RICE-STUFFED PEPPERS 
4 tbsp. butter
4 onions, chopped
2 1/2 c. rice, half cooked and drained
3 tsp. salt
1/2 tsp. freshly ground black pepper
2 tbsp. chopped parsley
2 scallions (green onions), chopped
1 egg
6 lg. green peppers
1 tbsp. flour
1 1/2 c. canned tomato sauce
1/2 c. water
2 tsp. sugar
1 c. sour cream

Melt butter in saucepan. Add chopped onions. Saute 10 minutes, stirring frequently. Remove half the onions and combine with rice, 1 teaspoon of the salt, 1/4 teaspoon of the black pepper, parsley, scallions, and egg. Mix well.

Cut a 1-inch slice from the stem of the green peppers. Carefully remove the seeds and fibers. Pour boiling water over the peppers and allow to soak for 5 minutes. Drain well.

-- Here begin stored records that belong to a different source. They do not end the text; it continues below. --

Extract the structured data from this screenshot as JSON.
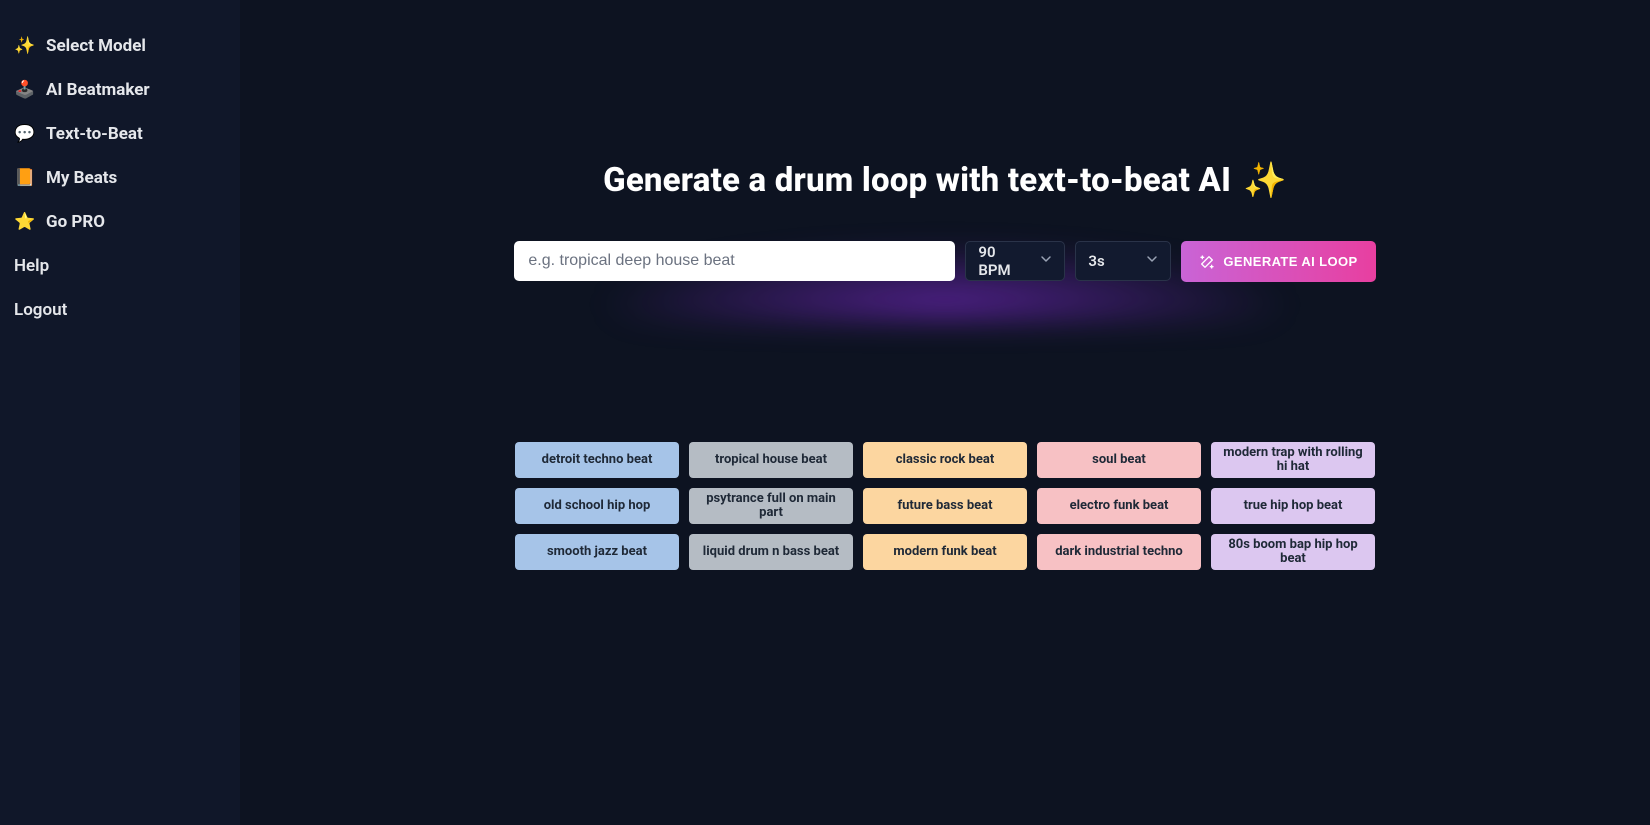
{
  "sidebar": {
    "items": [
      {
        "icon": "✨",
        "label": "Select Model"
      },
      {
        "icon": "🕹️",
        "label": "AI Beatmaker"
      },
      {
        "icon": "💬",
        "label": "Text-to-Beat"
      },
      {
        "icon": "📙",
        "label": "My Beats"
      },
      {
        "icon": "⭐",
        "label": "Go PRO"
      },
      {
        "icon": "",
        "label": "Help"
      },
      {
        "icon": "",
        "label": "Logout"
      }
    ]
  },
  "main": {
    "title": "Generate a drum loop with text-to-beat AI",
    "title_icon": "✨",
    "prompt_placeholder": "e.g. tropical deep house beat",
    "bpm_value": "90 BPM",
    "duration_value": "3s",
    "generate_label": "GENERATE AI LOOP"
  },
  "suggestions": [
    {
      "label": "detroit techno beat",
      "color": "blue"
    },
    {
      "label": "tropical house beat",
      "color": "gray"
    },
    {
      "label": "classic rock beat",
      "color": "orange"
    },
    {
      "label": "soul beat",
      "color": "pink"
    },
    {
      "label": "modern trap with rolling hi hat",
      "color": "purple"
    },
    {
      "label": "old school hip hop",
      "color": "blue"
    },
    {
      "label": "psytrance full on main part",
      "color": "gray"
    },
    {
      "label": "future bass beat",
      "color": "orange"
    },
    {
      "label": "electro funk beat",
      "color": "pink"
    },
    {
      "label": "true hip hop beat",
      "color": "purple"
    },
    {
      "label": "smooth jazz beat",
      "color": "blue"
    },
    {
      "label": "liquid drum n bass beat",
      "color": "gray"
    },
    {
      "label": "modern funk beat",
      "color": "orange"
    },
    {
      "label": "dark industrial techno",
      "color": "pink"
    },
    {
      "label": "80s boom bap hip hop beat",
      "color": "purple"
    }
  ]
}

Stuff with the rice mixture. Sprinkle the flour on the remaining onion in saucepan. Cook, stirring constantly, until brown. Add the tomato sauce, water, sugar and remaining salt and pepper. Mix well. Place the peppers upright (open end up) in saucepan. Cover and cook over low heat for 45 minutes or until peppers are tender. Baste frequently. Add sour cream to sauce and stir. Serve hot.